John has blogged previously about the renewed reliance on earnouts in today’s uncertain environment. In fact, this Freshfields blog states that “one recent study found that the use of earnouts in U.S. private M&A deals in 2022 was higher than in any year since 2017.” But, as the blog notes, with more earnouts comes more earnout disputes “with the number of U.S. lawsuits involving earnouts nearly doubling between Q1 of 2022 and Q1 of 2023.”
Luckily, this litigation brings learning opportunities, and the blog describes how careful drafting can help reduce the chances of an earnout dispute. But, as we all know, clarity isn’t always achieved — or achievable. If the court concludes that a contractual term is ambiguous, it may look to external evidence submitted by the parties, which makes good record-keeping crucial. Here’s an excerpt from the blog:
Parties planning to use an earnout provision should practice good recordkeeping from the start of negotiations.

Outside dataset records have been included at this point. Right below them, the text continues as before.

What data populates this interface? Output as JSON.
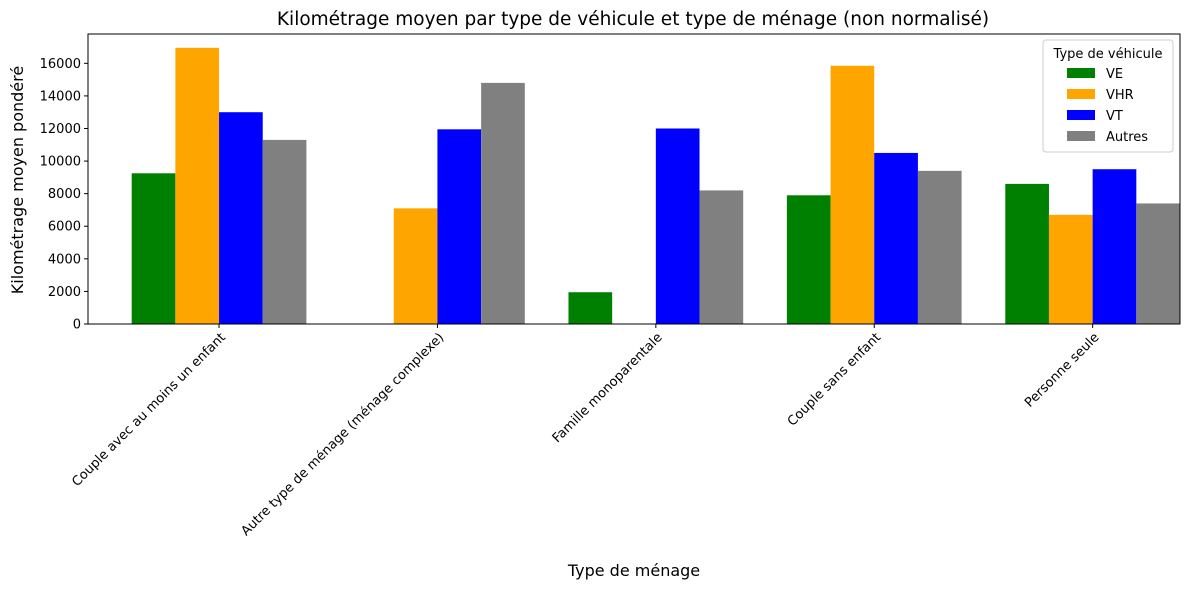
{
  "chart_data": {
    "type": "bar",
    "title": "Kilométrage moyen par type de véhicule et type de ménage (non normalisé)",
    "xlabel": "Type de ménage",
    "ylabel": "Kilométrage moyen pondéré",
    "ylim": [
      0,
      17800
    ],
    "yticks": [
      0,
      2000,
      4000,
      6000,
      8000,
      10000,
      12000,
      14000,
      16000
    ],
    "categories": [
      "Couple avec au moins un enfant",
      "Autre type de ménage (ménage complexe)",
      "Famille monoparentale",
      "Couple sans enfant",
      "Personne seule"
    ],
    "series": [
      {
        "name": "VE",
        "color": "#008000",
        "values": [
          9250,
          null,
          1950,
          7900,
          8600
        ]
      },
      {
        "name": "VHR",
        "color": "#ffa500",
        "values": [
          16950,
          7100,
          null,
          15850,
          6700
        ]
      },
      {
        "name": "VT",
        "color": "#0000ff",
        "values": [
          13000,
          11950,
          12000,
          10500,
          9500
        ]
      },
      {
        "name": "Autres",
        "color": "#808080",
        "values": [
          11300,
          14800,
          8200,
          9400,
          7400
        ]
      }
    ],
    "legend": {
      "title": "Type de véhicule",
      "position": "top-right"
    },
    "grid": false
  }
}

A clear record of how the parties understood the terms of the earnout at the time of drafting may be crucial in a dispute, especially if the court concludes that a contractual term is ambiguous.
The Dematic case provides an example: there, the court held that the term “Company Products” was ambiguous and allowed the parties to introduce extrinsic evidence regarding how the products were made, the recommendations of the diligence team at the time of the transaction, and communications between the parties that reflected their understanding of the product at the time of signing.
In another recent case, Schneider Natl. Carriers, Inc. v. Kuntz,the agreement imposed strict constraints on the buyer’s management of the company in an effort to ensure that the company met its earnout EBITDA targets. One constraint required the buyer to purchase “60 tractors” per year, and if it did not, the seller would receive the full earnout payment regardless of whether the EBITDA targets were met.
The court determined that the requirement was ambiguous because the parties disputed whether the buyer had to simply purchase 60 tractors, or whether it had to grow its fleet of vehicles by 60 tractors per year. The court admitted extrinsic evidence, most crucially the parties’ negotiating history, and after a four-day trial and consideration of almost 300 exhibits, agreed with the seller’s interpretation and required the buyer to pay a $40 million earnout fee.